From a trustee’s perspective, the elimination of the step-up rule could affect trust administration in several ways. First, marital deduction (or “QTIP”) trusts, which are created for the benefit of a surviving spouse, are structured to be included in the surviving spouse’s own estate on his or her later death. These trusts can be funded and invested in a manner that takes advantage of the resulting step-up in income tax basis on the death of the surviving spouse. If the step-up rule is eliminated, a trustee should consider whether investment strategies should be altered to more aggressively manage asset basis during the trust administration, given that no step-up in income tax basis might be available on the surviving spouse’s death.
In addition, many recent trusts will have been structured to give the trustee the ability to grant a beneficiary a general power of appointment. This general power would cause inclusion of the trust assets in the beneficiary’s estate and would cause the trust assets to receive a step-up in income tax basis on the beneficiary’s death. If the step-up rule is eliminated, any general powers of appointment that were granted in this manner should be reconsidered.
Beyond the potential elimination of the step-up rule, candidate Biden has also proposed eliminating the current reduced long-term capital gains rate for taxpayers earning over $1 million.
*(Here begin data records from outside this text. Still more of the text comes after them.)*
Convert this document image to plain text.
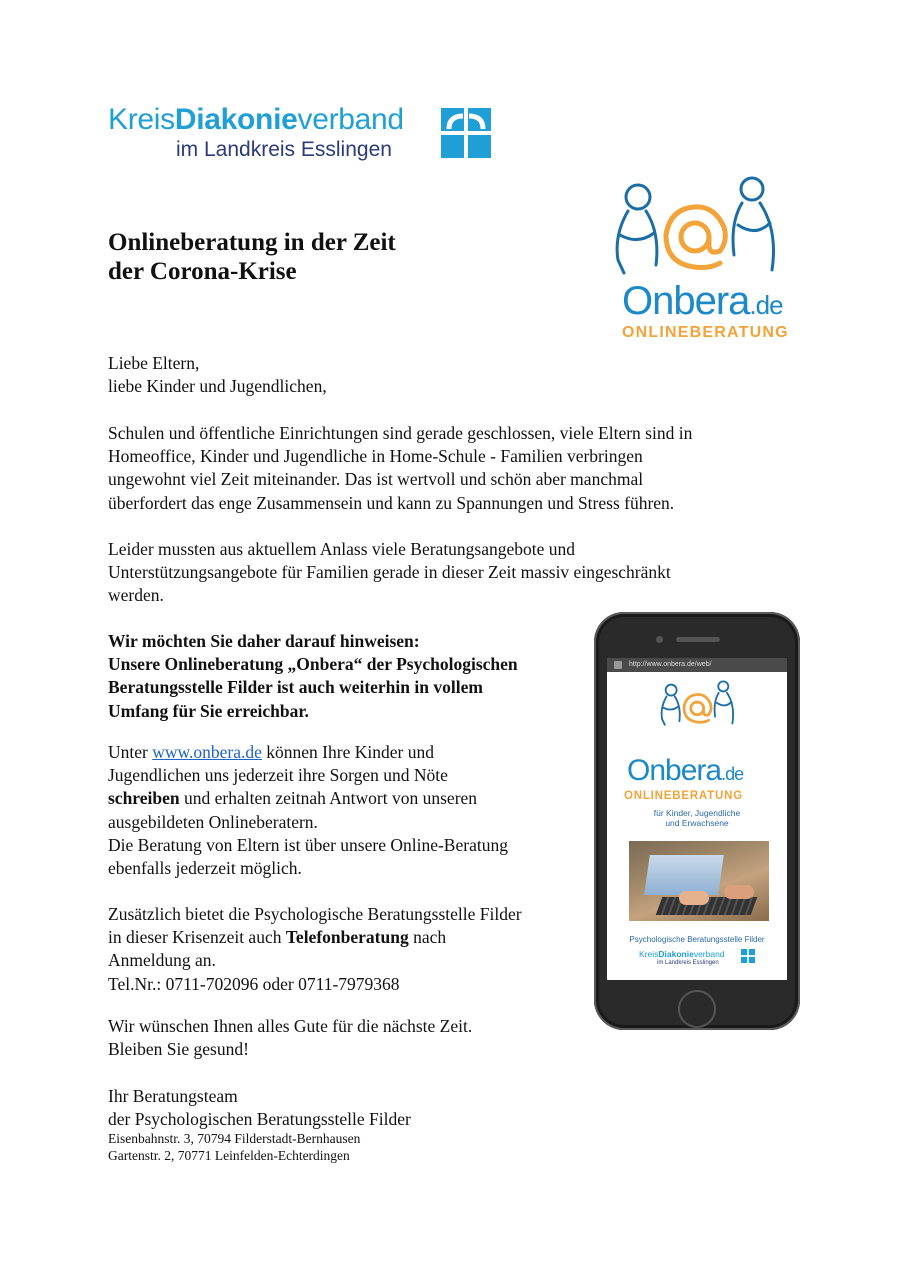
KreisDiakonieverband
im Landkreis Esslingen
Onlineberatung in der Zeit
der Corona-Krise
Onbera.de
ONLINEBERATUNG
Liebe Eltern,
liebe Kinder und Jugendlichen,
Schulen und öffentliche Einrichtungen sind gerade geschlossen, viele Eltern sind in
Homeoffice, Kinder und Jugendliche in Home-Schule - Familien verbringen
ungewohnt viel Zeit miteinander. Das ist wertvoll und schön aber manchmal
überfordert das enge Zusammensein und kann zu Spannungen und Stress führen.
Leider mussten aus aktuellem Anlass viele Beratungsangebote und
Unterstützungsangebote für Familien gerade in dieser Zeit massiv eingeschränkt
werden.
Wir möchten Sie daher darauf hinweisen:
Unsere Onlineberatung „Onbera“ der Psychologischen
Beratungsstelle Filder ist auch weiterhin in vollem
Umfang für Sie erreichbar.
Unter www.onbera.de können Ihre Kinder und
Jugendlichen uns jederzeit ihre Sorgen und Nöte
schreiben und erhalten zeitnah Antwort von unseren
ausgebildeten Onlineberatern.
Die Beratung von Eltern ist über unsere Online-Beratung
ebenfalls jederzeit möglich.
Zusätzlich bietet die Psychologische Beratungsstelle Filder
in dieser Krisenzeit auch Telefonberatung nach
Anmeldung an.
Tel.Nr.: 0711-702096 oder 0711-7979368
Wir wünschen Ihnen alles Gute für die nächste Zeit.
Bleiben Sie gesund!
Ihr Beratungsteam
der Psychologischen Beratungsstelle Filder
Eisenbahnstr. 3, 70794 Filderstadt-Bernhausen
Gartenstr. 2, 70771 Leinfelden-Echterdingen
http://www.onbera.de/web/
Onbera.de
ONLINEBERATUNG
für Kinder, Jugendliche
und Erwachsene
Psychologische Beratungsstelle Filder
KreisDiakonieverband
im Landkreis Esslingen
The proposal is to tax capital gains as ordinary income for these high-income taxpayers. Although this has not been expressly stated, there is no reason to expect that trusts would be an exception from this rule. Trustees should consider whether trust investment strategies should be adapted if the capital gains rate is changed in this way.
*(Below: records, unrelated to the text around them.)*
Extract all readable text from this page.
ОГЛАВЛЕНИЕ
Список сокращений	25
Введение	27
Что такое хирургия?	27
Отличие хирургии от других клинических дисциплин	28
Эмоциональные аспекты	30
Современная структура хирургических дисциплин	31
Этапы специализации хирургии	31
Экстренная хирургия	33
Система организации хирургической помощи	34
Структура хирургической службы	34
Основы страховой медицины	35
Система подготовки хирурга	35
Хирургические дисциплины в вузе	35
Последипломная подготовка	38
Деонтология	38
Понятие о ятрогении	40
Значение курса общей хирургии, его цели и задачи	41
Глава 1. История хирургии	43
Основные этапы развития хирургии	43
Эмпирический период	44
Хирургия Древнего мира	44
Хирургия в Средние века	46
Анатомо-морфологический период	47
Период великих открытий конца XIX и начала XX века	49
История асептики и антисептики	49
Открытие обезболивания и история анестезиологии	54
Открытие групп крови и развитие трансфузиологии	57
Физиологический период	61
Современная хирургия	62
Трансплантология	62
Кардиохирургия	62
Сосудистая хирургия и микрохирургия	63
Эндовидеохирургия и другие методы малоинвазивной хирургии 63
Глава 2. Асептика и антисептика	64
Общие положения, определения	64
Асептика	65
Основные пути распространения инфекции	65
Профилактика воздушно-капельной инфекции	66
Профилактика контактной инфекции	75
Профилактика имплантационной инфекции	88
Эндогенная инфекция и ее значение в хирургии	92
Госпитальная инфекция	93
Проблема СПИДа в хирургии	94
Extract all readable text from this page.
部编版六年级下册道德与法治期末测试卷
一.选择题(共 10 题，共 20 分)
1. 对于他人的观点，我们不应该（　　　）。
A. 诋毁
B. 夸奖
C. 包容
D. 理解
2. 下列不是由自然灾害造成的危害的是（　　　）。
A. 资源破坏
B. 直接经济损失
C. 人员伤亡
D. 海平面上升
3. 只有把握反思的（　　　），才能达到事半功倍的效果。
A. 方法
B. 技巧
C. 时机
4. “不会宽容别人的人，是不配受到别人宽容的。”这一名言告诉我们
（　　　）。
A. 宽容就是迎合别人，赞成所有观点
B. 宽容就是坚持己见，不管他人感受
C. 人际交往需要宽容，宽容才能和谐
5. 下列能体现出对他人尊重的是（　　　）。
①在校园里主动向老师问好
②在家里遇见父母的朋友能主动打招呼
The Act also requires the trustee to consider a beneficiary’s needs for present and future distributions. The COVID-19 pandemic has dramatically affected the economy and caused gyrations in the stock market. Trustees should consider whether the pandemic has affected a beneficiary’s need for trust distributions and whether existing distribution schedules should be adjusted.
For example, if a beneficiary has lost work because of the pandemic, that beneficiary may need additional trust distributions to provide for his or her support. Not only could additional distributions be required to provide for the beneficiary, but additional distributions could also be income tax efficient if the trustee can shift more trust income to a beneficiary while he or she is in a lower income tax bracket as a result of lost income.
From the Act’s perspective, a trustee should have a process in place to gather information about a beneficiary’s personal circumstances sufficient to perform this type of analysis. Trustees should have a process in place to collect information from a beneficiary, and should especially consider making contact with a beneficiary if the beneficiary’s circumstances could change, like during the current pandemic.
The market volatility created by the pandemic also requires consideration by trustees. As the value of trust holdings rises and falls, trustees must consider whether continued holding of the trust’s portfolio remains prudent.
In sum, it is impossible to tell what the future might bring under the best of times, and trying to tell the future is especially difficult now given the current political and economic environment. Trustees face real challenges when trying to account for potential future changes under these circumstances. Fortunately, the Act does not necessarily require a trustee to be right. A trustee can minimize the potential for liability by having a process in place to reasonably consider and document the trustee’s decision-making process.